Saturday, August 13, 2011
I Have Nothing Left to Fear
My first week back on the job was far more successful then I could have ever hoped for. I find, that unlike last yer, I am looking forward to the start of the new school year. I haven't any feelings of dread or anxiety. Rather, I'm filled with anticipation like I have not felt since my first year of teaching. I also received my first pay check in nearly a year. I do believe my wife was more excited than I was. Really, who can blame her with all she has done for me over the past year. That check, a simple slip of paper, gave me a feeling of pride that I haven't felt in a very long time. In short, dear reader, the week was a great one. To conclude, I realized that with all of the horrors I've experienced over the past year and survived there is truly nothing left for me to fear.
Friday, August 12, 2011
Wednesday, August 10, 2011
Tuesday, August 9, 2011
There it Goes Again
Disappointment, dear reader, is a terrible thing especially when you put so much emotion into that which ends up leading to your disappointment. It is best to keep one's hopes to one's self until such a time arises that one can see those hopes to fruition. Don't ask and you won't be let down. Never ask for something that you truly want. Rather,get what you really want and don't wait on others to get it for you.

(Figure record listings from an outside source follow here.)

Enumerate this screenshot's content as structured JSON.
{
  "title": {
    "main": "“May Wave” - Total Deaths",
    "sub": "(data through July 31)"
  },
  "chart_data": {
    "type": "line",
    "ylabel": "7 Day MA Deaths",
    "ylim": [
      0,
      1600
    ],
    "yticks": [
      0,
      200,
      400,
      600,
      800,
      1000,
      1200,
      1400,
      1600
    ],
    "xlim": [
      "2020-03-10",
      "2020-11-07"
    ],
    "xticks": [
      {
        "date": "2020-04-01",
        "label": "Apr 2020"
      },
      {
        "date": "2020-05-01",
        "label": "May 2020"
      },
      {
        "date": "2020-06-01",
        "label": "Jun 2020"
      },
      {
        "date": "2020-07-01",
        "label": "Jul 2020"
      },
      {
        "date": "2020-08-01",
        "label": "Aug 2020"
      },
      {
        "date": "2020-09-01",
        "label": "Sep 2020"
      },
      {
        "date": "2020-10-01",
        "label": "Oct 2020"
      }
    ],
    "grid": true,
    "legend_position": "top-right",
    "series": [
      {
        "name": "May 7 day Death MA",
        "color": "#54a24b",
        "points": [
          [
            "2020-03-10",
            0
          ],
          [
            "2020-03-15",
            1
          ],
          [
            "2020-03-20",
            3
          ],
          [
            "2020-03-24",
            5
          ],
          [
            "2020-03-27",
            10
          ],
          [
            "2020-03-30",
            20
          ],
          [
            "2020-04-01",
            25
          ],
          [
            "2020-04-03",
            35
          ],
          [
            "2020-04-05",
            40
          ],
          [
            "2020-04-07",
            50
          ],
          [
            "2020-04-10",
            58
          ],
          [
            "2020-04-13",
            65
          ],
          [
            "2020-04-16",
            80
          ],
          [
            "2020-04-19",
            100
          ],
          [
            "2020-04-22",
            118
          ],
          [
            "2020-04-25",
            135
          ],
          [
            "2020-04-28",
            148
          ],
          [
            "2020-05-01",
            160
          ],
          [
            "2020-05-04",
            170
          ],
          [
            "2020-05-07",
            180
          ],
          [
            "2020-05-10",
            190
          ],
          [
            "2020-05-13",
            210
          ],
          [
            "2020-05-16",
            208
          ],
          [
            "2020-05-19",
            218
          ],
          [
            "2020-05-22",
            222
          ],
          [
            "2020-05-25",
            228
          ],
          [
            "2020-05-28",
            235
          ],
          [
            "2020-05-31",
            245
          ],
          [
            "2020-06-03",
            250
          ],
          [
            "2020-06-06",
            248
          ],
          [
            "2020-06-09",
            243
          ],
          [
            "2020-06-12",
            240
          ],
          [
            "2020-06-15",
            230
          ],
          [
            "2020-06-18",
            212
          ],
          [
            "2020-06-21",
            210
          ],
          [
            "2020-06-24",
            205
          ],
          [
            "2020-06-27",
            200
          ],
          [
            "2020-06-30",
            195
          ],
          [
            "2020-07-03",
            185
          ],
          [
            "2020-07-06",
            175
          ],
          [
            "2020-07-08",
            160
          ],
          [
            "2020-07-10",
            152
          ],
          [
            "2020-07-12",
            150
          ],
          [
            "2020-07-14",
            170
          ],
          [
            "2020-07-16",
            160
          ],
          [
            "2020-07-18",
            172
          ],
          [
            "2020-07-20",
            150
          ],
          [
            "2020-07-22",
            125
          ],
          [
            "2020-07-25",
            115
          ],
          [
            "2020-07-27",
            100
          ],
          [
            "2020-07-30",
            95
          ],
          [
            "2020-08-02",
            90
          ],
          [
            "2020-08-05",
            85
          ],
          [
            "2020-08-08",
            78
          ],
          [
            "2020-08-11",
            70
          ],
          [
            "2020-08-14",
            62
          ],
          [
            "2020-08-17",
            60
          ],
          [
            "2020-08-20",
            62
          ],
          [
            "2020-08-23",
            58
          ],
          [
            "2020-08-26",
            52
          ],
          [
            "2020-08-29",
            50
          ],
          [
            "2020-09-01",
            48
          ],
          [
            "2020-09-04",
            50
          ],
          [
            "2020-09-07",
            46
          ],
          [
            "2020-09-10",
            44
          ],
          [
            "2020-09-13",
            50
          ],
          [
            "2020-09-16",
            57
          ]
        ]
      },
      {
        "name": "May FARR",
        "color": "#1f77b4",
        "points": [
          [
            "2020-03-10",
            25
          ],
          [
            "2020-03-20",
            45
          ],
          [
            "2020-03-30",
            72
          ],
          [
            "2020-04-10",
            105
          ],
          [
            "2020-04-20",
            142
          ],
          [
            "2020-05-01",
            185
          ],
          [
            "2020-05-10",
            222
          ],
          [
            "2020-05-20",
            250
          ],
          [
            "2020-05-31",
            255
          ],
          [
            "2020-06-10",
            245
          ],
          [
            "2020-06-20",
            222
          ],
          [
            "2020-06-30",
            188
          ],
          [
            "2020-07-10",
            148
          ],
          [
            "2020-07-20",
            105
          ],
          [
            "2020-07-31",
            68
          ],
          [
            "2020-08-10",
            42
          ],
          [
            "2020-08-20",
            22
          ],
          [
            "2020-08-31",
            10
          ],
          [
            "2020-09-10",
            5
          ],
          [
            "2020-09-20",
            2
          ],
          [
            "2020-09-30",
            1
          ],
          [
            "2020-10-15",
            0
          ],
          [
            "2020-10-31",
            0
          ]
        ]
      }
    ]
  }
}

More often than not, it seems, people are far better at letting you down then one would think. Is it such a terrible thing to want? To muster up the courage to ask for something? Is this too a sin? It would seem so dear reader, it would seem so.
Day Two
Yesterday went far better than I could have hoped for. Today is a question mark thus far. That I've been awake since 2:45 am does not bode well for the long day ahead. Still, I'm trying to view the changes in my teaching schedule as not nerve racking and burdensome. Rather, I must view them as exciting new challenges and opportunities. If the new program lives up to its advanced billing and can produce the dramatic changes it claims I may finally be able to see the results that I've always expected to see as a teacher. I teach because I wish to improve the lives of my students and therefore improve my community as well. I may now be able to do just that. Now, dear reader, we need only make through the next13 hours or so and we can deem this day a success as well.
Monday, August 8, 2011
Into the Breach
I'm to return to work today. I awoke at 5:00 in a panic, my breathing was rapid and I was quickly heading for a panic attack. The I began to think about the true reason I left work those 11 months ago. It wasn't the anxiety or mild agoraphobia that forced me out. Rather, it was the depression. I told myself this a few times and began to feel better. The depression has lifted significantly and only my administrators know why I left. If it wasn't the anxiety then I have no reason to feel anxious this morning. I must view today as a fresh start. I must relinquish my memories of these 11 months to the past and look only towards the future. I am truly the only one standing between myself and a successful return. In honor of great cliches, dear reader, I say today is certainly the first day of the rest of my life.